Rudenstine’s main argument is that the sonnets “gain in meaning” when they are read in context. His close reading of the well-known Sonnet 18 (“Shall I compare thee to a summer’s day?”) serves as his point of departure for a holistic reading of all the sonnets. On its own, Sonnet 18 makes for a fine greeting card on Valentine’s Day, an anniversary, or any other occasion for expressing love because the language is sufficiently general to include most any application. However, Sonnet 18 allows the poet to show off his poetic skills in order to impress a male friend for his patronage. From this perspective, the poem is less about love than about flattery for self-advantage. A sentimental reader may not like this cynical possibility, but one may have it both ways and lose nothing in the bargain.

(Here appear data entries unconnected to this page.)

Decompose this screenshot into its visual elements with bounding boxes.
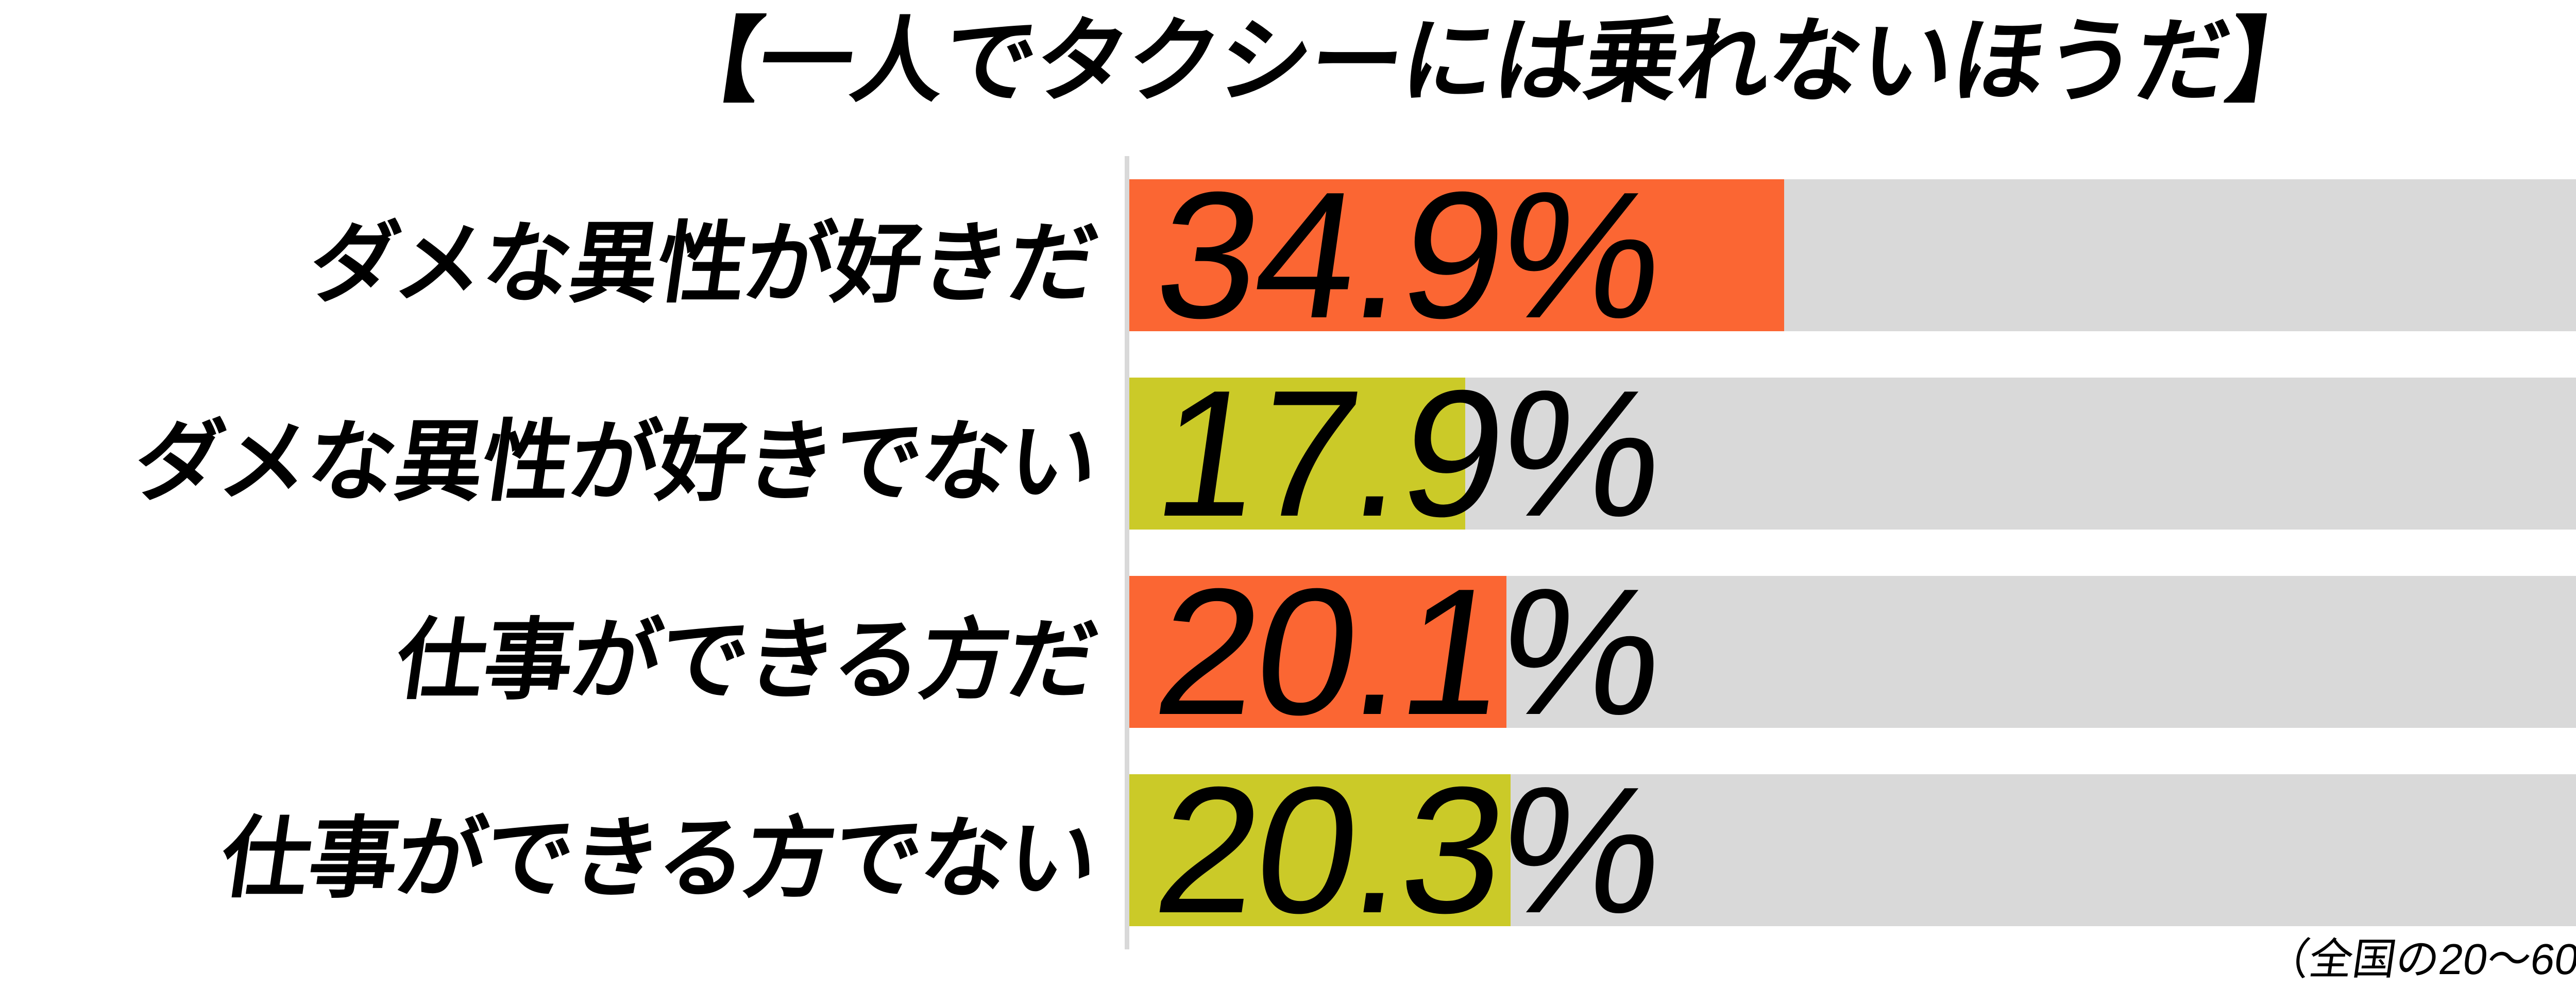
category-label: 仕事ができる方だ: [390, 610, 1104, 710]
bar-value-label: 20.3%: [1145, 749, 1674, 951]
y-axis-line: [1125, 156, 1129, 949]
bar-fill: [1129, 179, 1785, 331]
bar-track: 20.1%: [1129, 551, 2576, 753]
bar-value-label: 17.9%: [1145, 352, 1674, 554]
bar-value-label: 34.9%: [1145, 154, 1674, 356]
bar-track: 20.3%: [1129, 749, 2576, 951]
category-label: 仕事ができる方でない: [215, 809, 1104, 908]
chart-title: 【一人でタクシーには乗れないほうだ】: [309, 5, 2576, 118]
bar-track: 17.9%: [1129, 352, 2576, 554]
bar-fill: [1129, 576, 1507, 728]
bar-value-label: 20.1%: [1145, 551, 1674, 753]
source-note: （全国の20〜60代男性1342名に調査）: [2263, 935, 2576, 983]
chart-title-text: 【一人でタクシーには乗れないほうだ】: [661, 10, 2327, 113]
bar-fill: [1129, 774, 1511, 926]
bar-track: 34.9%: [1129, 154, 2576, 356]
category-label: ダメな異性が好きだ: [303, 214, 1104, 313]
category-label: ダメな異性が好きでない: [128, 412, 1104, 512]
bar-fill: [1129, 378, 1466, 530]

Rudenstine divides Shakespeare’s progression of ideas into chapters focusing upon clusters with a shared dominant theme, for example “tender churl,” “master-mistress,” “ruined love,” and “past cure.” Even a single chapter serves the reader to better understand a small cluster of the sonnets. In other words, one does not have to read the entire book in order to profit from it. Moreover, Rudenstine makes the sonnets accessible for a first time reader yet interesting for a scholar. In his close readings, Rudenstine lets the sonnets speak for themselves rather than stifling them with faddish theory and jargon. He uses straightforward language, literary terms, and conventional syntax. His explications read like chapters in a novel about the complications of a friendship over time. Rudenstine serves as a third-person (partially-omniscient) narrator while the sonnets become the dramatic monologues of Shakespeare speaking his part. Ideas of Order is a brilliant mixture of prose and poetry.
Rudenstine maintains a serious and respectful tone in his narrative of the poet and young man and the vicissitudes of their relationship. After only a few pages, I came to accept the narrative and characterizations as true of the characters in the sonnets if not of Shakespeare as a person. Though the sonnets begin with adolescent love and friendship and develop into jealousy and betrayal like a melodramatic love story, over time the poet becomes thoughtful and introspective. He becomes a mature man who realizes the effects of time upon the body, friendship, and love. Not even poetry can entirely protect the friend against time. Shakespeare’s sonnet sequence suggests a tragic view that after all the trials and tribulations of love, it is hardly worth it. After reading Ideas of Order, I understand much better how Shakespeare was capable of representing such realistic and complex characters in his plays – he mainly had to look inside himself.
David Partenheimer (ΦBK, University of Utah, 1971) is a professor of English at Truman State University and a resident member of the Delta of Missouri chapter of Phi Beta Kappa.